Two years ago I went to see Sir Chris Hoy lecture in London during his preparation for the 2012 Olympics. His repeated mantra during the lecture regarding his training for the Olympics (which were hugely successful obviously) was ‘control the controllables’
Hoy knows that he will get ill from time to time and also perhaps get some injuries. He knows that once a year he falls off his bike on the track. These things are out of his control and not worth worrying about. He deals with them as they come up and moves along.
The things he does worry about are the things he has absolute control over. How often he trains, how often he sleeps, how often and what he eats and his equipment.
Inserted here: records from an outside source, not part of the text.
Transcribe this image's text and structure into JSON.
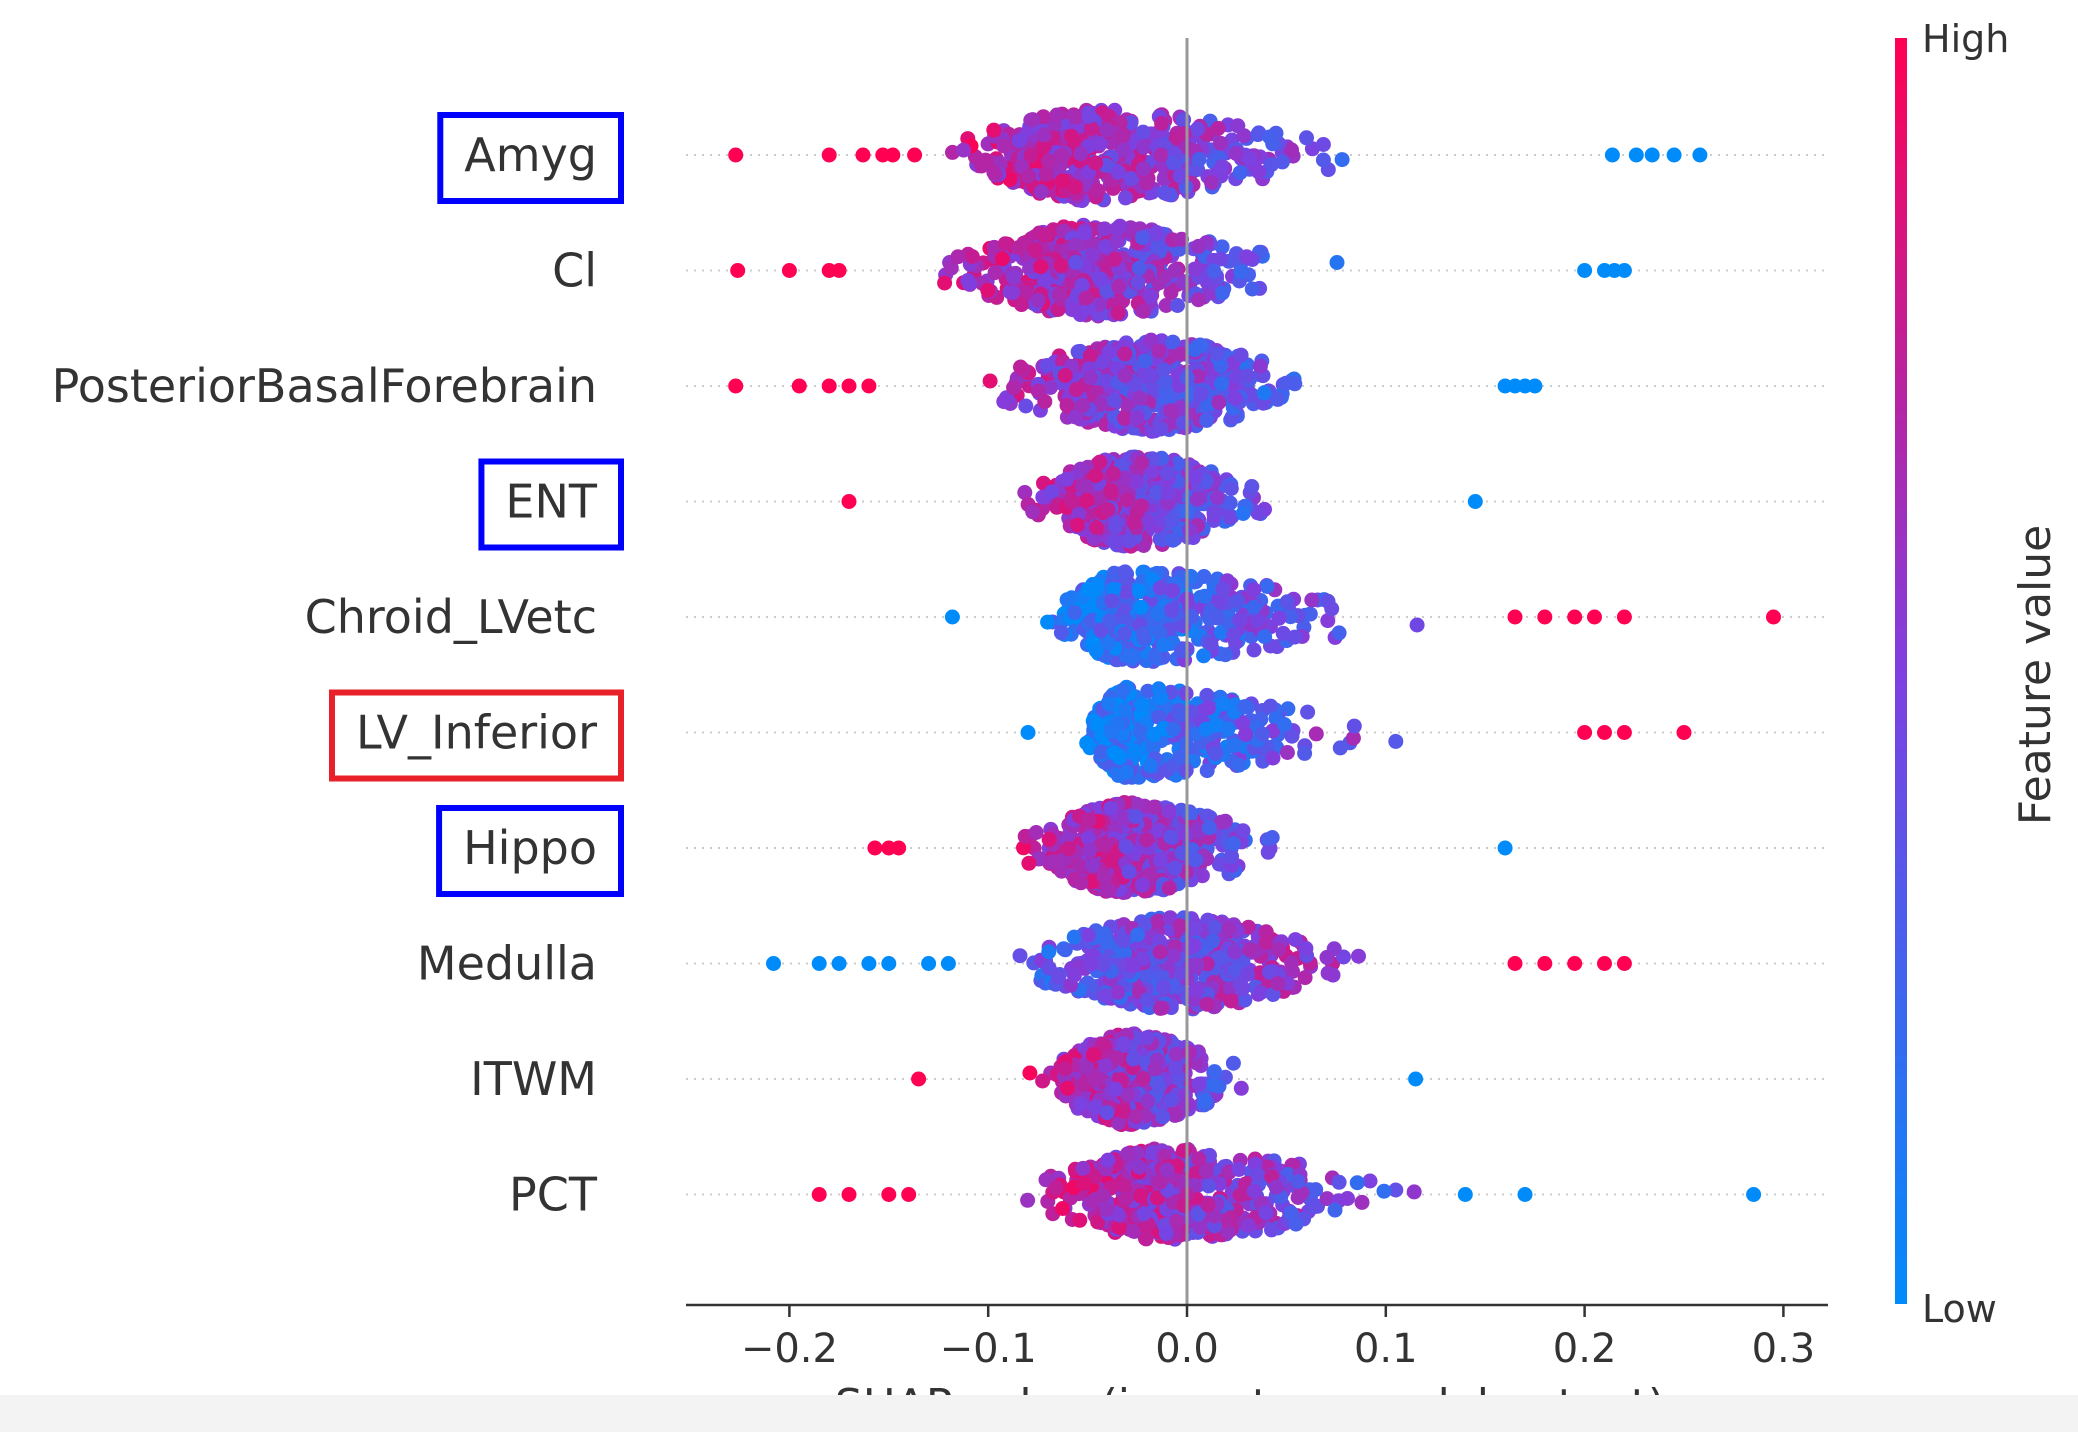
{
  "chart_data": {
    "type": "scatter",
    "subtype": "shap-beeswarm",
    "xlabel": "SHAP value (impact on model output)",
    "ylabel": "",
    "xlim": [
      -0.25,
      0.32
    ],
    "xticks": [
      -0.2,
      -0.1,
      0.0,
      0.1,
      0.2,
      0.3
    ],
    "xtick_labels": [
      "−0.2",
      "−0.1",
      "0.0",
      "0.1",
      "0.2",
      "0.3"
    ],
    "zero_line": true,
    "colorbar": {
      "label": "Feature value",
      "high_label": "High",
      "low_label": "Low",
      "high_color": "#ff0052",
      "low_color": "#008bfb"
    },
    "highlight_colors": {
      "blue": "#0000ff",
      "red": "#e8202a"
    },
    "features": [
      {
        "name": "Amyg",
        "highlight": "blue",
        "min": -0.23,
        "max": 0.26,
        "center": -0.047,
        "left_dots": [
          -0.227,
          -0.18,
          -0.163,
          -0.153,
          -0.148,
          -0.137
        ],
        "right_dots": [
          0.214,
          0.226,
          0.234,
          0.245,
          0.258
        ],
        "high_side": "left"
      },
      {
        "name": "Cl",
        "highlight": null,
        "min": -0.23,
        "max": 0.22,
        "center": -0.05,
        "left_dots": [
          -0.226,
          -0.2,
          -0.18,
          -0.175
        ],
        "right_dots": [
          0.2,
          0.21,
          0.215,
          0.22
        ],
        "high_side": "left"
      },
      {
        "name": "PosteriorBasalForebrain",
        "highlight": null,
        "min": -0.23,
        "max": 0.18,
        "center": -0.015,
        "left_dots": [
          -0.227,
          -0.195,
          -0.18,
          -0.17,
          -0.16
        ],
        "right_dots": [
          0.16,
          0.165,
          0.17,
          0.175
        ],
        "high_side": "left"
      },
      {
        "name": "ENT",
        "highlight": "blue",
        "min": -0.17,
        "max": 0.145,
        "center": -0.025,
        "left_dots": [
          -0.17
        ],
        "right_dots": [
          0.145
        ],
        "high_side": "left"
      },
      {
        "name": "Chroid_LVetc",
        "highlight": null,
        "min": -0.12,
        "max": 0.295,
        "center": -0.03,
        "left_dots": [
          -0.118
        ],
        "right_dots": [
          0.165,
          0.18,
          0.195,
          0.205,
          0.22,
          0.295
        ],
        "high_side": "right"
      },
      {
        "name": "LV_Inferior",
        "highlight": "red",
        "min": -0.08,
        "max": 0.255,
        "center": -0.03,
        "left_dots": [
          -0.08
        ],
        "right_dots": [
          0.2,
          0.21,
          0.22,
          0.25
        ],
        "high_side": "right"
      },
      {
        "name": "Hippo",
        "highlight": "blue",
        "min": -0.16,
        "max": 0.16,
        "center": -0.03,
        "left_dots": [
          -0.157,
          -0.15,
          -0.145
        ],
        "right_dots": [
          0.16
        ],
        "high_side": "left"
      },
      {
        "name": "Medulla",
        "highlight": null,
        "min": -0.21,
        "max": 0.22,
        "center": -0.005,
        "left_dots": [
          -0.208,
          -0.185,
          -0.175,
          -0.16,
          -0.15,
          -0.13,
          -0.12
        ],
        "right_dots": [
          0.165,
          0.18,
          0.195,
          0.21,
          0.22
        ],
        "high_side": "right"
      },
      {
        "name": "ITWM",
        "highlight": null,
        "min": -0.135,
        "max": 0.115,
        "center": -0.03,
        "left_dots": [
          -0.135
        ],
        "right_dots": [
          0.115
        ],
        "high_side": "left"
      },
      {
        "name": "PCT",
        "highlight": null,
        "min": -0.185,
        "max": 0.285,
        "center": -0.01,
        "left_dots": [
          -0.185,
          -0.17,
          -0.15,
          -0.14
        ],
        "right_dots": [
          0.14,
          0.17,
          0.285
        ],
        "high_side": "left"
      }
    ]
  }
}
This principle can be applied to clinical care all the way through. There are aspects of clinical care that we can control and aspects that we can’t. Implants will fail from time to time and patients will get infections which arrive unbidden. Some patients will do daft things following surgery (put their fingers in the wounds, not rest, not take their medication)
Many of these things are out of our control and will affect the outcomes of our implant surgery or other clinical care from time to time. I believe the trick is to control the controllables and measure what works and what doesn’t.
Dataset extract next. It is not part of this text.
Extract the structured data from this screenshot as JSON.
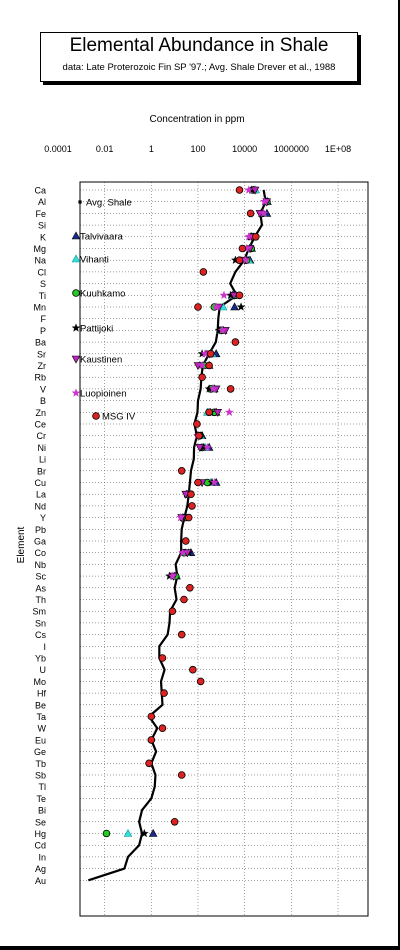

Patients will bring their own risks with them when they attend for clinical care. These are, for example, their oral hygiene, their ability to follow post operative instructions or to take medicine with compliance, their ability to look after themselves following detailed procedures, their anatomical situation. As long as we explain to patients in advance that the risks they bring with them to surgery are there risks and not our risks then it’s fine to progress with surgery with the patient fully consented. This is part of the process of controlling the controllables.